Addressing the Mortgage Payment Fiasco
ACI Worldwide, a payment processing firm based in Elkhorn, Nebraska, serves various industries, including mortgage servicing. The company processed mortgage payments for Mr. Cooper, a major mortgage servicer. However, on April 23, 2021, during tests of its electronic payments platform, ACI mistakenly used actual consumer data obtained from Mr. Cooper instead of dummy data. Consequently, the company initiated approximately $2.3 billion in unauthorized electronic mortgage payment transactions, impacting nearly 500,000 borrowers. These transactions were processed without the knowledge or consent of the affected homeowners.
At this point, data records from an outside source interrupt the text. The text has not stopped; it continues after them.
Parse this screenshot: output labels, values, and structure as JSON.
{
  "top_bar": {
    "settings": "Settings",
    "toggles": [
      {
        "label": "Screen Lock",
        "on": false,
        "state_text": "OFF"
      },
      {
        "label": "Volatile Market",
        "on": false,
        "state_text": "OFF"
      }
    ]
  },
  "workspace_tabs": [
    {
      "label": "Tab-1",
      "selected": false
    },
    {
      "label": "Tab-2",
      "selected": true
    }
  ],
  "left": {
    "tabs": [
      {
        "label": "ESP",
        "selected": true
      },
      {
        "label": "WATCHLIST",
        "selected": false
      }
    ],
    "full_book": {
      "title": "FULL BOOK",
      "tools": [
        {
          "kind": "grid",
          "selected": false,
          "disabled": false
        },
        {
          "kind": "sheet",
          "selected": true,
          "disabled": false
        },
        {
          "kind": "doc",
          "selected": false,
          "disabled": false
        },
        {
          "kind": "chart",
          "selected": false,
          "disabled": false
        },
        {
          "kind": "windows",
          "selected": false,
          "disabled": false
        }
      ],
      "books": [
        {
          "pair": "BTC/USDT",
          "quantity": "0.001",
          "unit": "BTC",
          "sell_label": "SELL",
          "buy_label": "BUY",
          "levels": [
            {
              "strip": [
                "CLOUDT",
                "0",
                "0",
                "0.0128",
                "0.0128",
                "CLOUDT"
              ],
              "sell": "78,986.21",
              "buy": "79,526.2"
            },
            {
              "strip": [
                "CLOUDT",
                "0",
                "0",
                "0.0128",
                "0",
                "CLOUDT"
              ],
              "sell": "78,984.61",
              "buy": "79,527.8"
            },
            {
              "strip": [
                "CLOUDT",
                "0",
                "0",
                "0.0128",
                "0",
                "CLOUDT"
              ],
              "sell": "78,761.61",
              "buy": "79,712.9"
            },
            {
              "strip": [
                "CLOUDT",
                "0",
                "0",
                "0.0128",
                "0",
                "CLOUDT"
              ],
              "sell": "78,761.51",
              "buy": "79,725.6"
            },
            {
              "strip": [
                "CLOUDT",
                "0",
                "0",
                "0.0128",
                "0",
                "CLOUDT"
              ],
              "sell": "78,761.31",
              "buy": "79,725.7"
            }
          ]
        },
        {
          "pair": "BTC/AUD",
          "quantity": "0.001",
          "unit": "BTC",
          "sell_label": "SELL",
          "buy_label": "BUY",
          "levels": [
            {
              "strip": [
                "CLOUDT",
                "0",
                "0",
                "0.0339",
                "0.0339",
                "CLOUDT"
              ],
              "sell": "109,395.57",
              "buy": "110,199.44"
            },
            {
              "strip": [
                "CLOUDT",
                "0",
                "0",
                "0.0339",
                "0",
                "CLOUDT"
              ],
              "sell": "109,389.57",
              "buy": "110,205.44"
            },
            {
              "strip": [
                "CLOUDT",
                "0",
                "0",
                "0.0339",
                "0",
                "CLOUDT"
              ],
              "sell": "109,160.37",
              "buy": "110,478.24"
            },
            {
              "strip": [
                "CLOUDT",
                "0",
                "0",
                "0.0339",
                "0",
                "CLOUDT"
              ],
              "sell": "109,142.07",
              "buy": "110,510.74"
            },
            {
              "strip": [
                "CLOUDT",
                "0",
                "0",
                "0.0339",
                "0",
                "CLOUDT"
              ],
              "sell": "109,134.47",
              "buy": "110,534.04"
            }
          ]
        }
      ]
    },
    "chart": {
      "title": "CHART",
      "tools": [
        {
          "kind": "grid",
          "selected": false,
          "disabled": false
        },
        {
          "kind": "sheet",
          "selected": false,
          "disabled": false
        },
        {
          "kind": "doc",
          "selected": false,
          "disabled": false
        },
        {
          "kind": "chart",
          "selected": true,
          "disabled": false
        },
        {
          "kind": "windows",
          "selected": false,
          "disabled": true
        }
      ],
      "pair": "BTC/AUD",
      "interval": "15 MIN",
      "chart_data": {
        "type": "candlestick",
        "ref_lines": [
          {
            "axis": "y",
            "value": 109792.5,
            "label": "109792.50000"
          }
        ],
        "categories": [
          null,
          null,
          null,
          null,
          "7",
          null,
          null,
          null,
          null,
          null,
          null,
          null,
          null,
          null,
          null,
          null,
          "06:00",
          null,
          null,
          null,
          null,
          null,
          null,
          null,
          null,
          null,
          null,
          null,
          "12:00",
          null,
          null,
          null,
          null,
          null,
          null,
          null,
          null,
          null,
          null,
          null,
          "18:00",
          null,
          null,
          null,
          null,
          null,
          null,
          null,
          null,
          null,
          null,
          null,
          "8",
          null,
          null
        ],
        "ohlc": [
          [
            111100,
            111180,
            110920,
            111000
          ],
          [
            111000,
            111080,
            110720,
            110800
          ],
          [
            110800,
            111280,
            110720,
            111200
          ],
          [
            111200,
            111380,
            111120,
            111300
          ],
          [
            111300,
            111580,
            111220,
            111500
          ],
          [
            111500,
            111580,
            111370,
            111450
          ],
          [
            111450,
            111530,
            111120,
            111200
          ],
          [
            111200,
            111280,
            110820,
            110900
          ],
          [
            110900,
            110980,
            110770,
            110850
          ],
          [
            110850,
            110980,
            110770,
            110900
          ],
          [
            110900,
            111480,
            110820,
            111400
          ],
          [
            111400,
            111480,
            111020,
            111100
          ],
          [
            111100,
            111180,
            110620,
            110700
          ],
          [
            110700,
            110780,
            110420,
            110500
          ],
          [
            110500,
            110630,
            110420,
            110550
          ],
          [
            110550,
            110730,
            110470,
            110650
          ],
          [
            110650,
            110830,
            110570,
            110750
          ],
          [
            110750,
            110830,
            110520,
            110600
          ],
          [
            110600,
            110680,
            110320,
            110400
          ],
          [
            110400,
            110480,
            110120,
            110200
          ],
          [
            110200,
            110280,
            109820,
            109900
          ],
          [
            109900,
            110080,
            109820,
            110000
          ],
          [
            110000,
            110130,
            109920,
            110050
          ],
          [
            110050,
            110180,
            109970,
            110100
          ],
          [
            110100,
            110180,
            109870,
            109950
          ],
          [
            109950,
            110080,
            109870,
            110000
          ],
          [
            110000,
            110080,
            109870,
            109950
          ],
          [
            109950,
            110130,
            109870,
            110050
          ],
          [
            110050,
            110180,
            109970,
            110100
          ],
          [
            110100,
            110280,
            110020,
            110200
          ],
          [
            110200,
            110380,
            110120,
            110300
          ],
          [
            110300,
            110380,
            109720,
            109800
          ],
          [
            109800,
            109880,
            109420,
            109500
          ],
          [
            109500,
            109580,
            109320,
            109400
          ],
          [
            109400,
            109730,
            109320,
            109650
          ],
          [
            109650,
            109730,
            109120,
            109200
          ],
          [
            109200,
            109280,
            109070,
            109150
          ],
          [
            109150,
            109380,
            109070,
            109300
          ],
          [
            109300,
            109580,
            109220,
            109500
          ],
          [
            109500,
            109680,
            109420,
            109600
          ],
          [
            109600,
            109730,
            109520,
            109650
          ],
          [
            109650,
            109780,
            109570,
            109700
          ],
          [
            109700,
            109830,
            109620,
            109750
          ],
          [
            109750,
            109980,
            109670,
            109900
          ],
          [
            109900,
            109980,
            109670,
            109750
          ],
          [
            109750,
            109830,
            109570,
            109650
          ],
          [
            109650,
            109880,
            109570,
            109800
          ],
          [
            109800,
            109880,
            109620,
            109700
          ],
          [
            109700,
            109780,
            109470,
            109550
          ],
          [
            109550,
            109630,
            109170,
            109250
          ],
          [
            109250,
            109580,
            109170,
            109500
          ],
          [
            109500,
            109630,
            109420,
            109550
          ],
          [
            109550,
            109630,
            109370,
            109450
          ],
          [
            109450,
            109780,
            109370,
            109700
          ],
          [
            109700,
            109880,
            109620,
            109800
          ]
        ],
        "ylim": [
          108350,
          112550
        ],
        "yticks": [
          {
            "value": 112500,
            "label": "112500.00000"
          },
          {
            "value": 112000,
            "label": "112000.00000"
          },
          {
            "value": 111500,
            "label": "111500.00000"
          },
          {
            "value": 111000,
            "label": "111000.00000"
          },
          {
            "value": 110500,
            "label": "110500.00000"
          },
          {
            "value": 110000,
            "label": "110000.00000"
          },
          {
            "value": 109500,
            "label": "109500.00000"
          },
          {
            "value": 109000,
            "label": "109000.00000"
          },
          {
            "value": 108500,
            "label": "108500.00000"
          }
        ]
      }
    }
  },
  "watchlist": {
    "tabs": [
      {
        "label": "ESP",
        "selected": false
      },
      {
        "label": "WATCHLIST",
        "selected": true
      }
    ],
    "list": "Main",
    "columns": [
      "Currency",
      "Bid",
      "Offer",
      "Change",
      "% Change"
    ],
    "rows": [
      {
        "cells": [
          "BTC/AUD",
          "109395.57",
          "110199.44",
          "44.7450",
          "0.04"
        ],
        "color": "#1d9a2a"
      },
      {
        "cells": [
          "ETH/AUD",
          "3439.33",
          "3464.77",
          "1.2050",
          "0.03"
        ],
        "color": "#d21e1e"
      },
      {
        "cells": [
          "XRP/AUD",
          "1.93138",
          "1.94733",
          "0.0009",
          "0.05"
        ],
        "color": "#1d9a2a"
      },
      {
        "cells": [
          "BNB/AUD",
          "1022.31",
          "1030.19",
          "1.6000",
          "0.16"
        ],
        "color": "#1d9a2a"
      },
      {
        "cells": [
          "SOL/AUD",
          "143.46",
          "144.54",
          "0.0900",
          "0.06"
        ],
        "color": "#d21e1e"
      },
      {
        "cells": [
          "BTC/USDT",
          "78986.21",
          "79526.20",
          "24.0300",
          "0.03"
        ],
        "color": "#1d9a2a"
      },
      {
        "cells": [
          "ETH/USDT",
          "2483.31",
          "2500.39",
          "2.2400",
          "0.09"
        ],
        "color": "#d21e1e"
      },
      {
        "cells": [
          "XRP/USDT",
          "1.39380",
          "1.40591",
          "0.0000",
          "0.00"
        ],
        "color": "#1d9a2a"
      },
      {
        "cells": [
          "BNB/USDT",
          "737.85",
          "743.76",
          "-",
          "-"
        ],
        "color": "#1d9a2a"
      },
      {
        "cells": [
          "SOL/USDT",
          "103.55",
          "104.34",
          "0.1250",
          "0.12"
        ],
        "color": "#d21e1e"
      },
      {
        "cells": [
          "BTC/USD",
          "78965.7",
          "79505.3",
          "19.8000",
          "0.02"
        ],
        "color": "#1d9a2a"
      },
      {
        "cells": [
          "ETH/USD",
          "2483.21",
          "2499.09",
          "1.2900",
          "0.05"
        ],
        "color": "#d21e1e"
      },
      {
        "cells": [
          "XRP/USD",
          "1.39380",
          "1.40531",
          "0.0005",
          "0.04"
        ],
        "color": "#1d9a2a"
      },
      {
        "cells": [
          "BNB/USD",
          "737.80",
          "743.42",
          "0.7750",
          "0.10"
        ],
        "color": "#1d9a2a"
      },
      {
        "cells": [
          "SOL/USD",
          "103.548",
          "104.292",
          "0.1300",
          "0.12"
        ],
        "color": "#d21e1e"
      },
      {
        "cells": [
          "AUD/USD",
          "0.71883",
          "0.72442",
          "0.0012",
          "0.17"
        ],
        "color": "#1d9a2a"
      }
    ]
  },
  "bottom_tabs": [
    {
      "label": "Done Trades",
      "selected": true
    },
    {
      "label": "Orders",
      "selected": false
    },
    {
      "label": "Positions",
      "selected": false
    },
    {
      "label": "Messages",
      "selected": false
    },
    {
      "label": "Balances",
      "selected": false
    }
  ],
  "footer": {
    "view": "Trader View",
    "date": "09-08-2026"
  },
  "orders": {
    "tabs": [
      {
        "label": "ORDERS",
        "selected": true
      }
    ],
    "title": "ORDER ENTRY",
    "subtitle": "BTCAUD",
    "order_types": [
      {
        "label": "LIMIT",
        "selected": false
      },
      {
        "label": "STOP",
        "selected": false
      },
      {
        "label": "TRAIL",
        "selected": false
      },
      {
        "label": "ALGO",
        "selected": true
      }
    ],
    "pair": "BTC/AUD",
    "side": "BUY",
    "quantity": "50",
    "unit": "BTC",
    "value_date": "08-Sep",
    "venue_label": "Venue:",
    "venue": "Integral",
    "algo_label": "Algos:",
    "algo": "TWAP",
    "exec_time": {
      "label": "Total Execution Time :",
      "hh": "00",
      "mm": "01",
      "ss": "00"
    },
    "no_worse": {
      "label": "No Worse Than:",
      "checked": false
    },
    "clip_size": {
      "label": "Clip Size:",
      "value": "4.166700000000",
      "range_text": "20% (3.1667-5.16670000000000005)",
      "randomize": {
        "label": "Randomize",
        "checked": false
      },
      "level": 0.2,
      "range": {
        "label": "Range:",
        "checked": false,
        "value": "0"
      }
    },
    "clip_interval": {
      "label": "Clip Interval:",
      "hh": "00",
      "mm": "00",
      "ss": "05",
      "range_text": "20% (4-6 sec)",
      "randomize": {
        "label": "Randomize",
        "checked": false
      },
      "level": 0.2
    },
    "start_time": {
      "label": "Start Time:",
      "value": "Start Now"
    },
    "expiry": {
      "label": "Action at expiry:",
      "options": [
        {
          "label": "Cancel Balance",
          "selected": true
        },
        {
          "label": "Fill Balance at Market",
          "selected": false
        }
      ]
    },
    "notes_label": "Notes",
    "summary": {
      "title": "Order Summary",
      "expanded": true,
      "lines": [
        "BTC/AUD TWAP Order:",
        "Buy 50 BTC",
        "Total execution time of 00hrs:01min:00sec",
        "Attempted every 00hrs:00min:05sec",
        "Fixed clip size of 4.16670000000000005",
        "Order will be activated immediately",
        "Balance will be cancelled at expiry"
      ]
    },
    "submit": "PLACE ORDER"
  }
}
Financial Consequences and Violations of Consumer Protection Laws
Once homeowners discovered the inaccuracies in their account balances on April 24, 2021, they experienced immediate financial hardships. Some accounts saw significant debits, with more than $330 million in combined unauthorized withdrawals reported by one bank. Approximately 7,300 account holders had their available balances reduced by more than $10,000 overnight. The CFPB’s investigation determined that ACI’s actions violated federal consumer financial protection laws, including the Consumer Financial Protection Act and the Electronic Fund Transfer Act.
Unlawful Withdrawals and Mishandling of Consumer Data
ACI unlawfully initiated approximately 1.4 million Automated Clearing House (ACH) withdrawals from homeowners’ bank accounts on behalf of Mr. Cooper without valid written authorization. The company initiated transfers on unscheduled days and processed multiple transfers from the same accounts on the same day. Additionally, ACI mishandled sensitive consumer data, as its inappropriate use of actual consumer data during testing led to unauthorized transactions. ACI failed to establish and enforce reasonable information security practices, allowing the testing files to enter the ACH network.
Enforcement Actions and Compliance Requirements
The CFPB, with its authority to address violations of consumer financial protection laws, has ordered ACI to cease its unlawful practices. ACI is required to implement and enforce reasonable information security practices and obtain proper authorization before processing payments. The company is also prohibited from using sensitive consumer financial information for software development or testing without compelling business reasons and consumer consent. Furthermore, ACI must pay a $25 million civil money penalty to the CFPB, with the funds deposited into the CFPB’s victims’ relief fund.
Preventing Future Harm and Ensuring Consumer Protection
The CFPB’s enforcement action against ACI Worldwide highlights the importance of safeguarding consumer data and ensuring compliance with financial protection laws. This case specifically addresses the mishandling of mortgage payments, emphasizing the potential financial hardships faced by homeowners due to unauthorized transactions. By holding ACI accountable, the CFPB aims to prevent similar incidents in the future and protect consumers from detrimental data handling practices.